Par réflexe j’aspire à grand coup. Cela faisait des jours que je n’avais pas pu respirer à l’air libre. Puis des images me reviennent à l’esprit. Papa, qui met sa cravate pour partir au boulot, puis qui passe la journée à attendre le métro, exactement comme les dix derniers jours. Sans boire, sans manger. D’un seul coup, on n’existait plus pour lui. Et quand maman à essayer de le raisonner, il est devenu enragé. On a jamais pu effacer le sang de maman de notre cuisine, je n’ai jamais pu effacer de ma mémoire la sensation de la batte de baseball qui rentre dans le crâne de papa. C’était avant qu’on découvre le mal pourpre, avant que nos visages se couvrent de masques, quand on croyait pouvoir encore respirer hors de nos tanières, quand les gens mouraient par grappe et que l’on était incapable de savoir pourquoi. Je hurle et avec l’énergie du désespoir je prends appui sur le mur pour me jeter sur la fille aux cheveux rouge. Encore surprise par la soudaine lumière, elle ne réagit pas suffisamment vite. Nous roulons toutes les deux dans la boue en grognant comme des animaux. Nous luttons ainsi par terre, nous jetant des poignées de sable aux yeux, griffant mordant. Je suis trop épuisé pour tenter de me battre élégamment. Je dois en finir vite, du coin de l’œil je vois mon masque à quelques pas, quelques pas seulement. Le combat tourne rapidement en concours de force. Bien, elle doit faire à peine la moitié de mon poids, je me retrouve rapidement au-dessus d’elle, puis me prends un coup de tête qui m’envoie valser en arrière. Surprise à la fois par le coup et par le fait qu’un si petit corps puisse déployer autant de force brute. Mais elle manque d’expérience, ses gestes sont maladroits, elle s’épuise pour rien. Enfin, j’arrive à lui faire une clef de bras. Son bras coincé entre mes jambes, sa main retenue contre mon torse, il me suffit de forcer pour que son br…
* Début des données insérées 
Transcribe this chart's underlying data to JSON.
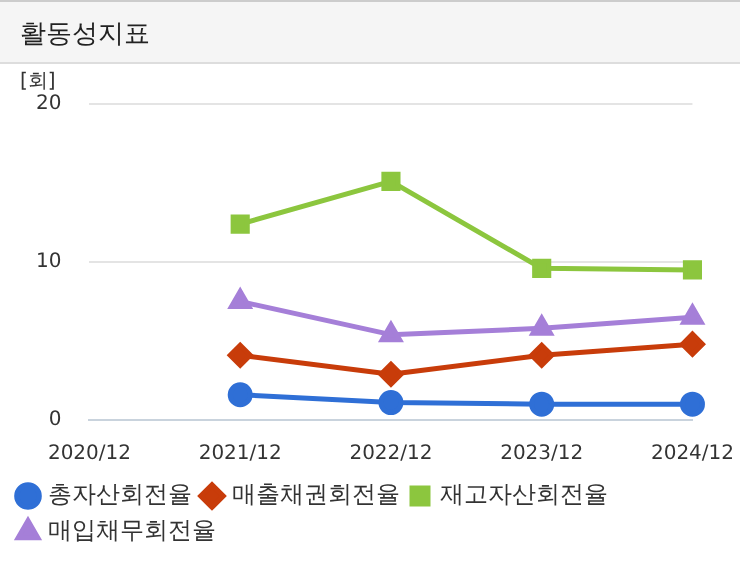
{
  "chart_data": {
    "type": "line",
    "title": "활동성지표",
    "ylabel": "[회]",
    "categories": [
      "2020/12",
      "2021/12",
      "2022/12",
      "2023/12",
      "2024/12"
    ],
    "series": [
      {
        "name": "총자산회전율",
        "color": "#2f6fd6",
        "marker": "circle",
        "values": [
          null,
          1.6,
          1.1,
          1.0,
          1.0
        ]
      },
      {
        "name": "매출채권회전율",
        "color": "#c83c0a",
        "marker": "diamond",
        "values": [
          null,
          4.1,
          2.9,
          4.1,
          4.8
        ]
      },
      {
        "name": "재고자산회전율",
        "color": "#8cc63e",
        "marker": "square",
        "values": [
          null,
          12.4,
          15.1,
          9.6,
          9.5
        ]
      },
      {
        "name": "매입채무회전율",
        "color": "#a57fd8",
        "marker": "triangle",
        "values": [
          null,
          7.5,
          5.4,
          5.8,
          6.5
        ]
      }
    ],
    "ylim": [
      0,
      20
    ],
    "yticks": [
      0,
      10,
      20
    ],
    "grid": "y",
    "legend": "bottom"
  }
}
<S4R> Il y a eu juste un éclair et le combat était fini. L’éther s’était rassemblé dans sa main prise au piège. Prenant appui sur le reste de son corps elle s’était compressée d’un seul coup puis relâchée brutalement. L’éther avait claqué, puis s’était électrisé d’un seul coup, et s’est rependu dans le corps de l’’autre fille. Elle avait eu un unique soubresaut avant de s’immobiliser complètement. Foudroyé. Les deux sont maintenant immobiles, monticules de boue vivants.

— Retori ?

Elle ne répond pas. Mon cœur fait un saut dans ma poitrine.

— Non, non, non !

Je me jette presque sur elle, trébuche plusieurs fois et finis ma course en rampant. De toutes les forces qui me reste, je la tire vers moi et l’enserre entre mes bras. Une claque, deux claques, toujours pas de réponse. Son cœur bat dans sa poitrine, mais elle est en train de mourir. De l’éther s’échappe de sa chair, il se disperse lentement hors de son enveloppe pour aller se diluer dans l’air ambiant. Du bout des doigts, je les effleure, elle est bien là.
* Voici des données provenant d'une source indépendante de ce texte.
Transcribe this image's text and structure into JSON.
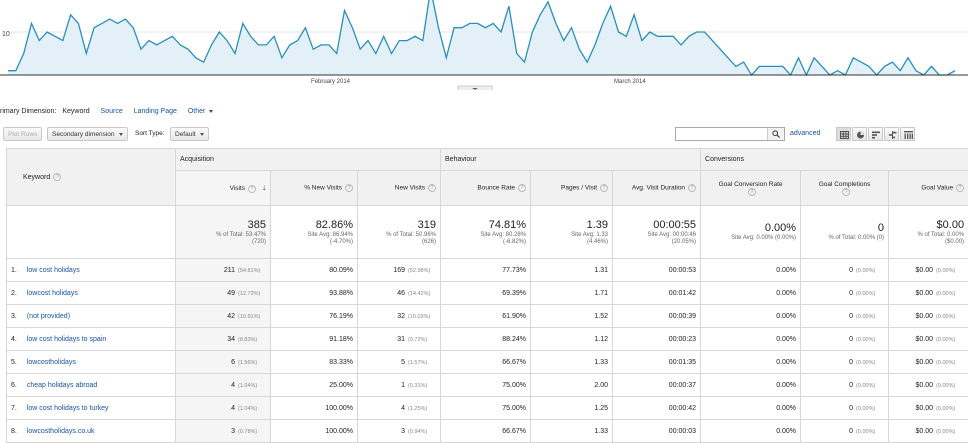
{
  "chart": {
    "y_label": "10",
    "months": [
      "February 2014",
      "March 2014"
    ],
    "series": [
      1,
      1,
      5,
      12,
      8,
      10,
      9,
      8,
      14,
      12,
      5,
      11,
      12,
      13,
      12,
      13,
      11,
      6,
      8,
      7,
      8,
      9,
      7,
      6,
      4,
      3,
      7,
      10,
      8,
      5,
      12,
      9,
      7,
      7,
      9,
      4,
      7,
      8,
      11,
      6,
      7,
      7,
      5,
      15,
      11,
      6,
      8,
      5,
      9,
      5,
      8,
      8,
      9,
      8,
      20,
      11,
      4,
      11,
      11,
      12,
      12,
      11,
      12,
      10,
      16,
      5,
      3,
      10,
      14,
      17,
      12,
      8,
      11,
      6,
      3,
      7,
      12,
      16,
      10,
      9,
      14,
      8,
      10,
      9,
      9,
      9,
      7,
      9,
      10,
      10,
      8,
      6,
      4,
      2,
      3,
      0,
      2,
      2,
      2,
      2,
      0,
      4,
      0,
      4,
      2,
      0,
      1,
      0,
      4,
      3,
      2,
      0,
      2,
      3,
      1,
      4,
      1,
      0,
      2,
      0,
      0,
      1
    ]
  },
  "dims": {
    "label": "rimary Dimension:",
    "selected": "Keyword",
    "links": [
      "Source",
      "Landing Page"
    ],
    "other": "Other"
  },
  "toolbar": {
    "plot_rows": "Plot Rows",
    "secondary": "Secondary dimension",
    "sort_type_label": "Sort Type:",
    "sort_type_value": "Default",
    "advanced": "advanced",
    "search_value": ""
  },
  "groups": {
    "acquisition": "Acquisition",
    "behaviour": "Behaviour",
    "conversions": "Conversions"
  },
  "columns": {
    "keyword": "Keyword",
    "visits": "Visits",
    "pct_new": "% New Visits",
    "new_visits": "New Visits",
    "bounce": "Bounce Rate",
    "pages": "Pages / Visit",
    "duration": "Avg. Visit Duration",
    "goal_rate": "Goal Conversion Rate",
    "goal_comp": "Goal Completions",
    "goal_value": "Goal Value"
  },
  "totals": {
    "visits": "385",
    "visits_sub1": "% of Total: 53.47%",
    "visits_sub2": "(720)",
    "pct_new": "82.86%",
    "pct_new_sub1": "Site Avg: 86.94%",
    "pct_new_sub2": "(-4.70%)",
    "new_visits": "319",
    "new_visits_sub1": "% of Total: 50.96%",
    "new_visits_sub2": "(626)",
    "bounce": "74.81%",
    "bounce_sub1": "Site Avg: 80.28%",
    "bounce_sub2": "(-6.82%)",
    "pages": "1.39",
    "pages_sub1": "Site Avg: 1.33",
    "pages_sub2": "(4.46%)",
    "duration": "00:00:55",
    "duration_sub1": "Site Avg: 00:00:46",
    "duration_sub2": "(20.05%)",
    "goal_rate": "0.00%",
    "goal_rate_sub1": "Site Avg: 0.00% (0.00%)",
    "goal_comp": "0",
    "goal_comp_sub1": "% of Total: 0.00% (0)",
    "goal_value": "$0.00",
    "goal_value_sub1": "% of Total: 0.00%",
    "goal_value_sub2": "($0.00)"
  },
  "rows": [
    {
      "n": "1.",
      "kw": "low cost holidays",
      "visits": "211",
      "visits_pct": "(54.81%)",
      "pct_new": "80.09%",
      "new": "169",
      "new_pct": "(52.98%)",
      "bounce": "77.73%",
      "pages": "1.31",
      "dur": "00:00:53",
      "rate": "0.00%",
      "comp": "0",
      "comp_pct": "(0.00%)",
      "value": "$0.00",
      "value_pct": "(0.00%)"
    },
    {
      "n": "2.",
      "kw": "lowcost holidays",
      "visits": "49",
      "visits_pct": "(12.73%)",
      "pct_new": "93.88%",
      "new": "46",
      "new_pct": "(14.42%)",
      "bounce": "69.39%",
      "pages": "1.71",
      "dur": "00:01:42",
      "rate": "0.00%",
      "comp": "0",
      "comp_pct": "(0.00%)",
      "value": "$0.00",
      "value_pct": "(0.00%)"
    },
    {
      "n": "3.",
      "kw": "(not provided)",
      "visits": "42",
      "visits_pct": "(10.91%)",
      "pct_new": "76.19%",
      "new": "32",
      "new_pct": "(10.03%)",
      "bounce": "61.90%",
      "pages": "1.52",
      "dur": "00:00:39",
      "rate": "0.00%",
      "comp": "0",
      "comp_pct": "(0.00%)",
      "value": "$0.00",
      "value_pct": "(0.00%)"
    },
    {
      "n": "4.",
      "kw": "low cost holidays to spain",
      "visits": "34",
      "visits_pct": "(8.83%)",
      "pct_new": "91.18%",
      "new": "31",
      "new_pct": "(9.72%)",
      "bounce": "88.24%",
      "pages": "1.12",
      "dur": "00:00:23",
      "rate": "0.00%",
      "comp": "0",
      "comp_pct": "(0.00%)",
      "value": "$0.00",
      "value_pct": "(0.00%)"
    },
    {
      "n": "5.",
      "kw": "lowcostholidays",
      "visits": "6",
      "visits_pct": "(1.56%)",
      "pct_new": "83.33%",
      "new": "5",
      "new_pct": "(1.57%)",
      "bounce": "66.67%",
      "pages": "1.33",
      "dur": "00:01:35",
      "rate": "0.00%",
      "comp": "0",
      "comp_pct": "(0.00%)",
      "value": "$0.00",
      "value_pct": "(0.00%)"
    },
    {
      "n": "6.",
      "kw": "cheap holidays abroad",
      "visits": "4",
      "visits_pct": "(1.04%)",
      "pct_new": "25.00%",
      "new": "1",
      "new_pct": "(0.31%)",
      "bounce": "75.00%",
      "pages": "2.00",
      "dur": "00:00:37",
      "rate": "0.00%",
      "comp": "0",
      "comp_pct": "(0.00%)",
      "value": "$0.00",
      "value_pct": "(0.00%)"
    },
    {
      "n": "7.",
      "kw": "low cost holidays to turkey",
      "visits": "4",
      "visits_pct": "(1.04%)",
      "pct_new": "100.00%",
      "new": "4",
      "new_pct": "(1.25%)",
      "bounce": "75.00%",
      "pages": "1.25",
      "dur": "00:00:42",
      "rate": "0.00%",
      "comp": "0",
      "comp_pct": "(0.00%)",
      "value": "$0.00",
      "value_pct": "(0.00%)"
    },
    {
      "n": "8.",
      "kw": "lowcostholidays.co.uk",
      "visits": "3",
      "visits_pct": "(0.78%)",
      "pct_new": "100.00%",
      "new": "3",
      "new_pct": "(0.94%)",
      "bounce": "66.67%",
      "pages": "1.33",
      "dur": "00:00:03",
      "rate": "0.00%",
      "comp": "0",
      "comp_pct": "(0.00%)",
      "value": "$0.00",
      "value_pct": "(0.00%)"
    }
  ],
  "colors": {
    "line": "#2a8fbd",
    "fill": "#e3f0f7",
    "link": "#1a52a5"
  }
}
<R3T> La jeune fille flotte sans but, entre deux eaux, parfois, un courant d’éther la côtoie, la touche, rien qu’un instant, juste pour déposer un peu de chaleur, et repartir aussitôt. Je tends les doigts, je... je ?


<S4R> Petit à petit, je rassemble les fils, je les recolle, je lui rappelle qu’elle est. Son visage commence à reprendre des couleurs, il la réclame.


<R3T> Il y a quelqu’un, en plus d’elle. Un toucher, un peu brutal, mais familier. L’éclat doré d’une chevelure surgit dans son esprit. Je bondis vers la surface, je me réveille. Mon corps me revient. Affectueusement, il me torture, me rappelle la douleur, celle qui nous appartient. Puis la douce chaleur d’un corps m’enlace. J’y plonge volontiers.


<S4R> Elle prend une grande inspiration, comme si c’était la première depuis des années. Enfin, elle me regarde, elle me voit de ses yeux hagards, elle se met à claquer des dents. Elle tremble comme une feuille, je la serre dans mes bras.